Biospec will contribute to the development/improvement of remote sensing products for the estimation of biophysical parameters of Mediterranean vegetation in the context of global change. The initial hypothesis is that there is a need for accurate information on vegetation parameters for different environmental applications (including the estimation of global patterns of surface-atmosphere fluxes) and at varied spatial scales. Ecosystem process models that simulate carbon, water, and energy exchange between terrestrial ecosystems and the atmosphere require the estimation of biophysical vegetation parameters, and these can be derived by remote sensing. However, a number of factors make the quantification of these parameters a difficult task. This project deals with some of these factors:

  • Sampling scale (scale mismatch between biophysical and flux measurements and remote sensing data). A scaling-up process is proposed in order to properly link spectral information and biophysical parameters from small objects (leaves) to pixels and finally to composite scenes (vegetation canopies) using laboratory and field spectroscopy, airborne hyperspectral images and multispectral satellite data.

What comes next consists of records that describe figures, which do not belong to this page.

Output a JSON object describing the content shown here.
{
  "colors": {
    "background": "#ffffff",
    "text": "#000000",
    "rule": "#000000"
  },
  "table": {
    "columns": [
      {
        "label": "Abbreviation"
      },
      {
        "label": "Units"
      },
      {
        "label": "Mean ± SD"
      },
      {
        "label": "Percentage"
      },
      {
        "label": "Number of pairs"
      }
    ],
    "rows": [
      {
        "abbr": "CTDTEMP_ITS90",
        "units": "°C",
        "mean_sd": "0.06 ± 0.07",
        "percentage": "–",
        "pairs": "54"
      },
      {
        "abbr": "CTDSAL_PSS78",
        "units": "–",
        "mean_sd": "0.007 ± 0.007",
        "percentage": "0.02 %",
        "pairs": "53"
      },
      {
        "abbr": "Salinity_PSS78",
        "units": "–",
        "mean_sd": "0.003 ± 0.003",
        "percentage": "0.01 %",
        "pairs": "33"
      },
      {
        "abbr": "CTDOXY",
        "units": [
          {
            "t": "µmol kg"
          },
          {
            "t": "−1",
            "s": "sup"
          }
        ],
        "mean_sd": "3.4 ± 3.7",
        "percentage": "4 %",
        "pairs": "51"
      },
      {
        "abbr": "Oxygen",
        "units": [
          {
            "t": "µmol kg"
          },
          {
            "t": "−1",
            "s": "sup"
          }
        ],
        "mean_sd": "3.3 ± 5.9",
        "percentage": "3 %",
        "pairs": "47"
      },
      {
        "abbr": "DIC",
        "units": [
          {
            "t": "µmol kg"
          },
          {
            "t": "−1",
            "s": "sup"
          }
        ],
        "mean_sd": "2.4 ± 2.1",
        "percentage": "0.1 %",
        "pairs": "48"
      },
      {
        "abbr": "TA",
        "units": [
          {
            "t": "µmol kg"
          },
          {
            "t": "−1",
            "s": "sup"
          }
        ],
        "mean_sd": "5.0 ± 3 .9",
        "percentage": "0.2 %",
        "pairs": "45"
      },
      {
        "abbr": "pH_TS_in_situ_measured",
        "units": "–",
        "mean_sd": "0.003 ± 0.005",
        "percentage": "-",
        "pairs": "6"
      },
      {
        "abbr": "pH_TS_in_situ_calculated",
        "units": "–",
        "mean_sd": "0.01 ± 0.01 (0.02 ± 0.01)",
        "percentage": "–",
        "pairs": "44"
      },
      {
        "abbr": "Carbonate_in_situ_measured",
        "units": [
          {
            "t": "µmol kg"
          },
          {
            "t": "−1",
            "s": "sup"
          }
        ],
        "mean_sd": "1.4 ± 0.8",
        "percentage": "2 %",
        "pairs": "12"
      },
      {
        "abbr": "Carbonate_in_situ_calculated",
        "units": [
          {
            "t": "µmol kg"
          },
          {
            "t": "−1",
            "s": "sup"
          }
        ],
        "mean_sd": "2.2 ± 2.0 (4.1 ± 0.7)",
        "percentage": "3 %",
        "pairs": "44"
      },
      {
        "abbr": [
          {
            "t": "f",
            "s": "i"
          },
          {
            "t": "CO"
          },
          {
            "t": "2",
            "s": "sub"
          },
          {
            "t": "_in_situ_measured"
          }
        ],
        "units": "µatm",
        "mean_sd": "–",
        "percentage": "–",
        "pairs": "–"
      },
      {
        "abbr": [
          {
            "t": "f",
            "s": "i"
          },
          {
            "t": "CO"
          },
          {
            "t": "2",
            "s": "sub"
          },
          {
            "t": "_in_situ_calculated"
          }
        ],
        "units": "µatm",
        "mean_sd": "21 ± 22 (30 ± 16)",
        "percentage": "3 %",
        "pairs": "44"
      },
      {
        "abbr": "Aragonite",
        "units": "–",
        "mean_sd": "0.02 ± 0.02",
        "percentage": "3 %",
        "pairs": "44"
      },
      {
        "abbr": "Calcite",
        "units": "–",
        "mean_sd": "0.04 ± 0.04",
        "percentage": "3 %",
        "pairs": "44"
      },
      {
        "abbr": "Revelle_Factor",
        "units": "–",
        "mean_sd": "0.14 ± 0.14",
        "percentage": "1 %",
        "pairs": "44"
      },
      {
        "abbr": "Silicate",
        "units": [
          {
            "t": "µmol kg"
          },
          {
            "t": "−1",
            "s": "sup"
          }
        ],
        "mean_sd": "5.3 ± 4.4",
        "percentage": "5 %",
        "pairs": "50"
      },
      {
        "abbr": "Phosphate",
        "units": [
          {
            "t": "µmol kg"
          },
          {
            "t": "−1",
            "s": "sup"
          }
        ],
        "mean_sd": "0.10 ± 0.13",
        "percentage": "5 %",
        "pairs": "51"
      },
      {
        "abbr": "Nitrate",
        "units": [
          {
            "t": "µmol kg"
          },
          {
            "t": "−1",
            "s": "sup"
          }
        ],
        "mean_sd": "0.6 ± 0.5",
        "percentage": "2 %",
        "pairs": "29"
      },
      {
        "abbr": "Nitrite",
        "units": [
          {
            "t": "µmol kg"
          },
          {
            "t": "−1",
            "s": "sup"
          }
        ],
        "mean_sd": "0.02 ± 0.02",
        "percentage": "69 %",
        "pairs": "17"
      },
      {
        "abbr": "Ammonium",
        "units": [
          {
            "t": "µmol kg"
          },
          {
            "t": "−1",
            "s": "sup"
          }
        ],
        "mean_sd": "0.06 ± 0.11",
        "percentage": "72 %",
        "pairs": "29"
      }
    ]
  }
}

  • Robustness of the relationships between spectral response and fluxes (varying efficiency of reflectance indices due to variable illumination and environmental conditions). Quantitative analysis of the relative importance of these factors in the estimation of the vegetation parameters will allow to test the different methods proposed. Remote sensing provides spatial information on the biophysical parameters in relation to water, carbon and energy cycles to calibrate Mediterranean ecosystems in the context of an existent global network.

  • Accuracy of satellite derived products. The project will emphasize the analysis and quantification of the uncertainty associated to the multi-scale estimation of the vegetation parameters.